Adam Scholl comments on Matt Botvinick on the spontaneous emergence of learning algorithms

Adam Scholl 18 Aug 2020 16:11 UTC
1 point
I think it makes more sense to operationalize “catastrophic” here as “leading to systematically low DA reward
Thanks—I do think this operationalization makes more sense than the one I proposed.
- Adam Scholl 18 Aug 2020 17:42 UTC
  3 points
  Parent
  One way catastrophic alignment in this sense is difficult for humans is that the PFC cannot divorce itself from the DA; I’d expect that a failure mode leading to systematically low DA rewards would usually be corrected
  I’m not sure divorce like this is rare. For example, anorexia sometimes causes people to find food anti-rewarding (repulsive/inedible, even when they’re dying and don’t to be), and I can imagine that being because PFC actually somehow alters DAs reward function.
  But I do share the hunch that something like a “divorce resistance” trick occurs and is helpful. I took Kaj and Steve to be gesturing at something similar elsewhere in the thread. But I notice feeling confused about how exactly this trick might work. Does it scale...?

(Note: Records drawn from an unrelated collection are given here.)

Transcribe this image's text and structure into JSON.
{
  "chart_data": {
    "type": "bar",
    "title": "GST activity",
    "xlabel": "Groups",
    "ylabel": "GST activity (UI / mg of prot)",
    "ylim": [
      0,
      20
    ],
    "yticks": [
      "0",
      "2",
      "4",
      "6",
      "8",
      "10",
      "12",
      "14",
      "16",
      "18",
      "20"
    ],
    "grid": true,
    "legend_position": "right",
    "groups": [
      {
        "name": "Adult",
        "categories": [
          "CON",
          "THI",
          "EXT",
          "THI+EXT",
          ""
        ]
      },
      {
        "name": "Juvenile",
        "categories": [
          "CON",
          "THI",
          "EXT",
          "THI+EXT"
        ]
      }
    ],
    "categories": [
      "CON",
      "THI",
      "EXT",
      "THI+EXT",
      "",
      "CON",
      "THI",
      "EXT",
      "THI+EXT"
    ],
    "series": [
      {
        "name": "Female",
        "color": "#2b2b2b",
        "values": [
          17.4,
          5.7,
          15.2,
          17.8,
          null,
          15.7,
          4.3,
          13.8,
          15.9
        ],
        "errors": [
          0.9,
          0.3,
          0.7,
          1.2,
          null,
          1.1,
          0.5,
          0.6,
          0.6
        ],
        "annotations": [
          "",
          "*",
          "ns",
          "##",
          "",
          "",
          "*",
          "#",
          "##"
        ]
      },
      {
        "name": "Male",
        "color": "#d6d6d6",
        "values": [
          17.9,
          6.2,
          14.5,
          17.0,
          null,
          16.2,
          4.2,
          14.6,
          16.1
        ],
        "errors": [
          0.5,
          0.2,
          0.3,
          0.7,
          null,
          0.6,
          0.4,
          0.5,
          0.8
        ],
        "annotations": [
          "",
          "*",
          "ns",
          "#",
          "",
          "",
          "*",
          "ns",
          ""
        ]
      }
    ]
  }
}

  I have the intuition that it doesn’t—that as the systems increase in power, divorce occurs more easily. That is, I have the intuition that if PFC were trying, so to speak, to divorce itself from DA supervision, that it could probably find some easy-ish way to succeed, e.g. by reconfiguring itself to hide activity from DA, or to send reward-eliciting signals to DA regardless of what goal it was pursuing.